Il valore delle parole
Emiliano Bezzon
L’autorevolezza di una persona si costruisce e mantiene attraverso il suo agire, il suo stile, le sue capacità e doti morali.
Quando, invece, occorre desumere tale fondamentale virtù per un leader attraverso la lettura o l’ascolto di un testo o di un discorso, senza nemmeno poter attingere alcunché da sguardi o gestualità, ci si gioca tutto sulle parole, sulla capacità di usarle con appropriatezza, senso e soprattutto ampia comprensibilità. È sicuramente più autorevole chi si fa comprendere da tutti, rispetto a chi ami apparire criptico, anche se molti sono convinti del contrario. Politici, giornalisti, uomini di cultura e di potere a volte cedono alla tentazione del preziosismo linguistico, della metafora raffinata, della citazione dotta, non sempre cogliendo nel segno; anzi, a volte, rimediando delle figuracce, delle critiche feroci o, cosa terribile per un leader o luminare, l’indifferenza dei più.
A volte accade anche di peggio e, cioè, che l’uso sbagliato o approssimativo delle parole, possa creare guai, o tensioni: da un fraintendimento verbale possono nascere risse o guerre.

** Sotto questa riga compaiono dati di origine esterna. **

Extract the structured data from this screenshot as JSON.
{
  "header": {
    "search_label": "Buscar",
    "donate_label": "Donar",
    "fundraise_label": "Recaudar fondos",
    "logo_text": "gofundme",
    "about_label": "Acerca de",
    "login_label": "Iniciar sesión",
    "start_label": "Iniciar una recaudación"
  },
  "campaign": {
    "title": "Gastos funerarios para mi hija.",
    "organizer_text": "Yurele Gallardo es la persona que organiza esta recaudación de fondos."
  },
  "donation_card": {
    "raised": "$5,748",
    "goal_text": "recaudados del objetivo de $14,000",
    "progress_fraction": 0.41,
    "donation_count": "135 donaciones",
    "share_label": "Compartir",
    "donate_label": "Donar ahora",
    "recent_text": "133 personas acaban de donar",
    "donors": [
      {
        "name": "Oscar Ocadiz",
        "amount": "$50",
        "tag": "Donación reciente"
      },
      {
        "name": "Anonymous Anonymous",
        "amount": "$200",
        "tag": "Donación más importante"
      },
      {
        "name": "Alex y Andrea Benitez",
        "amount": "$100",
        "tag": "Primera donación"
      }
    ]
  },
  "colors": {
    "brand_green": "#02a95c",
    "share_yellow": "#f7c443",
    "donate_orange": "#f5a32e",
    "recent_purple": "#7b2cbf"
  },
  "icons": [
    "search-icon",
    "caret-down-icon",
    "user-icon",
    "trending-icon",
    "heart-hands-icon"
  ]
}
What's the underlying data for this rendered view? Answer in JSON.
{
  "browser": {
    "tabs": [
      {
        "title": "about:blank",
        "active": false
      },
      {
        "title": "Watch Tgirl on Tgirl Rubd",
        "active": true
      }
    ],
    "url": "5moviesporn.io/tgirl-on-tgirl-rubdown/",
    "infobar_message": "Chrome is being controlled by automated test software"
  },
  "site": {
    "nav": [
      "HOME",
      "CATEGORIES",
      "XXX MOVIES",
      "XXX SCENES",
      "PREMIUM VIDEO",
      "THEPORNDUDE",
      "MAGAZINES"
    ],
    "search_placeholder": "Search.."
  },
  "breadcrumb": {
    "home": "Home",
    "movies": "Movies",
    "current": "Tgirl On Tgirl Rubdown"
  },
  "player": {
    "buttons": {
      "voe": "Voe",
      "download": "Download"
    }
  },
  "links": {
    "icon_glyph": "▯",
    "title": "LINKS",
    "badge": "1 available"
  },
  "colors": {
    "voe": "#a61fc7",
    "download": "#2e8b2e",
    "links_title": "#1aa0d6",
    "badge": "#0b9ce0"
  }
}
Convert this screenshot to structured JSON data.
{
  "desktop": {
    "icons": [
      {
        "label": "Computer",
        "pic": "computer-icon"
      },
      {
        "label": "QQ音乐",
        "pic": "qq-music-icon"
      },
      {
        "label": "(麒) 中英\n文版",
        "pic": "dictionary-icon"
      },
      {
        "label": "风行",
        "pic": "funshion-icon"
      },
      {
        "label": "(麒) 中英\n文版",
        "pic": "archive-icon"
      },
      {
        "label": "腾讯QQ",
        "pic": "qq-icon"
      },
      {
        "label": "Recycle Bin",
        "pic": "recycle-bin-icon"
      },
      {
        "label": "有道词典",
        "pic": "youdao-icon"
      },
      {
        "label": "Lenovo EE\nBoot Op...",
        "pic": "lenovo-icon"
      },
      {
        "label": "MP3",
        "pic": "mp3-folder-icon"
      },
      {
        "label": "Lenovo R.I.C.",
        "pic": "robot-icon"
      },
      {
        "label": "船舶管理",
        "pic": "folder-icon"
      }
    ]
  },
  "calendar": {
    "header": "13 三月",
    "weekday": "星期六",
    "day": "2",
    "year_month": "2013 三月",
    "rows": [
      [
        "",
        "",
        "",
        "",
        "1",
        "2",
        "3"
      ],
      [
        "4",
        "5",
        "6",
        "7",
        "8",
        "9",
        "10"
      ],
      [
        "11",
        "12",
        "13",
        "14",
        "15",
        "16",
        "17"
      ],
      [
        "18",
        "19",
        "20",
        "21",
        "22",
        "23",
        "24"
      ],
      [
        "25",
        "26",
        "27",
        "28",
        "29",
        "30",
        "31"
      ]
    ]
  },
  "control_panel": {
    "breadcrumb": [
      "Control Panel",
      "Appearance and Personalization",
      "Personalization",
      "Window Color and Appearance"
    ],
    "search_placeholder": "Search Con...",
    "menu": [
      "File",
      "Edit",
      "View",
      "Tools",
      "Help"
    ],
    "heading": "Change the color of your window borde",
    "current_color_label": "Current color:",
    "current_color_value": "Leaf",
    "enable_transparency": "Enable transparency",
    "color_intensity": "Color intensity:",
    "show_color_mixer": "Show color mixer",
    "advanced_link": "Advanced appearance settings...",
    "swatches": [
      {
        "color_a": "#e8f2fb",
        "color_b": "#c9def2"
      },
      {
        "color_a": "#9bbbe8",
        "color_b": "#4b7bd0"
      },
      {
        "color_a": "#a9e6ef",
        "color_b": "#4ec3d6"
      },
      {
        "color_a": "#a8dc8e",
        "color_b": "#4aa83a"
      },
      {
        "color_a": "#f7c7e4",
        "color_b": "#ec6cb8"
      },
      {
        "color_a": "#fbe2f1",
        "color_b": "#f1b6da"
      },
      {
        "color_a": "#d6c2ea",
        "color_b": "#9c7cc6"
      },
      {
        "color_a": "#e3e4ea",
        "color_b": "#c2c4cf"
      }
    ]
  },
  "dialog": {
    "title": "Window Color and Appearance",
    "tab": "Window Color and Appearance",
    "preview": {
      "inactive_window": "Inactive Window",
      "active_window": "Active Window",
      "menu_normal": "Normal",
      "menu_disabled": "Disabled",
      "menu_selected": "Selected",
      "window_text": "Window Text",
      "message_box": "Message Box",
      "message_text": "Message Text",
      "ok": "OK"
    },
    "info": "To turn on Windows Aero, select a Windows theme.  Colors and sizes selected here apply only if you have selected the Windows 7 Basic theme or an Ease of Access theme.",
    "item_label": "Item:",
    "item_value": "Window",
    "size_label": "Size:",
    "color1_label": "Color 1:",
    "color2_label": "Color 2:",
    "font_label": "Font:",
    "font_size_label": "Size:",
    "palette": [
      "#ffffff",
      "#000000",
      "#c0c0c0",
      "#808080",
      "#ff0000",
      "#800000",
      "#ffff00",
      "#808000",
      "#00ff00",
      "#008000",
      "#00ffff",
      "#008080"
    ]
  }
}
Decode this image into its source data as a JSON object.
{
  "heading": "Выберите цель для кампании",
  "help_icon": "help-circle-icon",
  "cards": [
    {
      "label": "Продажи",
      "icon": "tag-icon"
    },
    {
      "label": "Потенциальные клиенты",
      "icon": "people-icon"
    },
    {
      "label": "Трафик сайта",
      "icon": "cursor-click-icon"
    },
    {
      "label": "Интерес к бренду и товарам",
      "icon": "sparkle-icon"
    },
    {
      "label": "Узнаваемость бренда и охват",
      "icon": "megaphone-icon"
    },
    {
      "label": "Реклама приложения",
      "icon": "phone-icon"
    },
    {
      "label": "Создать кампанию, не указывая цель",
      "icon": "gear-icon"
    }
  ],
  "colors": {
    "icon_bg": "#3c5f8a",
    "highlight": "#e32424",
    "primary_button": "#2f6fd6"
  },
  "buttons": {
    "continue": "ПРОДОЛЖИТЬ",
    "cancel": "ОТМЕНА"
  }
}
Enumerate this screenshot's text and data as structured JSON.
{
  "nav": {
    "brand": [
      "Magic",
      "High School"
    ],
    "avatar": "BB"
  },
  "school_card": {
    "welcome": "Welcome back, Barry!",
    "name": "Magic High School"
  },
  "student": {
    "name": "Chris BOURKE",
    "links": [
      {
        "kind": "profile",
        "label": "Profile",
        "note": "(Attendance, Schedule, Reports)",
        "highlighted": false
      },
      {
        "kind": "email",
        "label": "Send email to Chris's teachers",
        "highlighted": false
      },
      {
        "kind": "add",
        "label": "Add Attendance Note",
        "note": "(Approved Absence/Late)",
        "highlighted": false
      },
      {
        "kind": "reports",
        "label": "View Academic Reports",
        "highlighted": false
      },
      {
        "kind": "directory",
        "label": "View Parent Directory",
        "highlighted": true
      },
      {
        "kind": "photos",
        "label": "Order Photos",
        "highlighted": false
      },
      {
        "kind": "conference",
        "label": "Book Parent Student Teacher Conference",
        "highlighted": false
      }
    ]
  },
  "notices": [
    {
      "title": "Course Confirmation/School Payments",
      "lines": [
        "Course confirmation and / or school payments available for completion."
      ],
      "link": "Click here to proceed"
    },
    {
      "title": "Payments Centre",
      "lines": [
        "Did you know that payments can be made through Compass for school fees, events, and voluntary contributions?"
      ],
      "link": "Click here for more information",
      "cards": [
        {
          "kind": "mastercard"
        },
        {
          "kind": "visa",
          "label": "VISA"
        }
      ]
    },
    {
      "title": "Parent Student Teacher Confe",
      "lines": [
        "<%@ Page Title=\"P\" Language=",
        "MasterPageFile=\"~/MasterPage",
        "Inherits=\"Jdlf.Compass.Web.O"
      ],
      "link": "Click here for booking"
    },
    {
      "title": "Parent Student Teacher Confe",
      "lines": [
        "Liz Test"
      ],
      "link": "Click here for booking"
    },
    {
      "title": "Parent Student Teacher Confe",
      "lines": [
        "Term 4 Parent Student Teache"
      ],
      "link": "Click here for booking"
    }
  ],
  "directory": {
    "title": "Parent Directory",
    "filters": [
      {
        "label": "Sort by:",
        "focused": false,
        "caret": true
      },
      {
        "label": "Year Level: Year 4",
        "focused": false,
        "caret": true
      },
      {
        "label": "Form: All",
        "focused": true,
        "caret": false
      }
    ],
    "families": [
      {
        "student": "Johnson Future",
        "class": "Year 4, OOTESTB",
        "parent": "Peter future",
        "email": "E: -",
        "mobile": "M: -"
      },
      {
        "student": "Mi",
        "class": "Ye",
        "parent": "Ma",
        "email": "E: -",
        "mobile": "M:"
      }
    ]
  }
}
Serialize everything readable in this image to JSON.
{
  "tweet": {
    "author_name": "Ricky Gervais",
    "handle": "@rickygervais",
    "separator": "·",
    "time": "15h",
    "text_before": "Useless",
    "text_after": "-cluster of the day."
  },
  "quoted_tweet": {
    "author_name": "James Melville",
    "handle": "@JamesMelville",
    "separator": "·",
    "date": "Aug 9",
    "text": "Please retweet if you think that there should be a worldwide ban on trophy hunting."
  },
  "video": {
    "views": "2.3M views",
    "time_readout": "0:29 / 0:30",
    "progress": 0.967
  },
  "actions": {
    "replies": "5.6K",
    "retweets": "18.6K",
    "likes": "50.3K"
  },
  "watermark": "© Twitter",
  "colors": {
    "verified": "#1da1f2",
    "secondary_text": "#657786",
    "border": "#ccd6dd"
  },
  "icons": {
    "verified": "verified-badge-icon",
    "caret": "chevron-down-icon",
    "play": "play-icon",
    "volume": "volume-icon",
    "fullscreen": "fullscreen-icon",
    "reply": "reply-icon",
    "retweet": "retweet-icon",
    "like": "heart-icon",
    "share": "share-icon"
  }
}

Se chi scrive o parla è uomo di governo, l’uso cosciente e corretto delle parole è tutto. Per venire al concreto: dire che da un certo momento, dopo settimane di clausura, si potrà muoversi nella regione per vedere i propri congiunti è un grave errore. Il popolo è abituato a parlare di parenti (zii, cugini), familiari (fratelli, sorelle, figli, genitori) conviventi, conoscenti; i giuristi usano termini come affini, ascendenti, discendenti… ma congiunti non significa nulla, anzi crea confusione. Dalla confusione, nasce incertezza, da cui deriva tensione… e la credibilità è persa. Se poi occorre che qualcun altro scriva una circolare per spiegarne il senso, usando decine di parole per spiegarne una… È paradossale ma quantomai concreto verificare quanto l’uso di una parola sbagliata (assieme a tante altre per il vero in tempi recenti) possa trasformare l’anelito di una maggiore libertà in rabbia e sconforto. Oggi siamo circondati da esperti di comunicazione, che decidono format, orari, immagini, tagli discorsivi.
Siamo cioè concentrati sulla cura del contenitore, molte meno – ahimè – sui contenuti.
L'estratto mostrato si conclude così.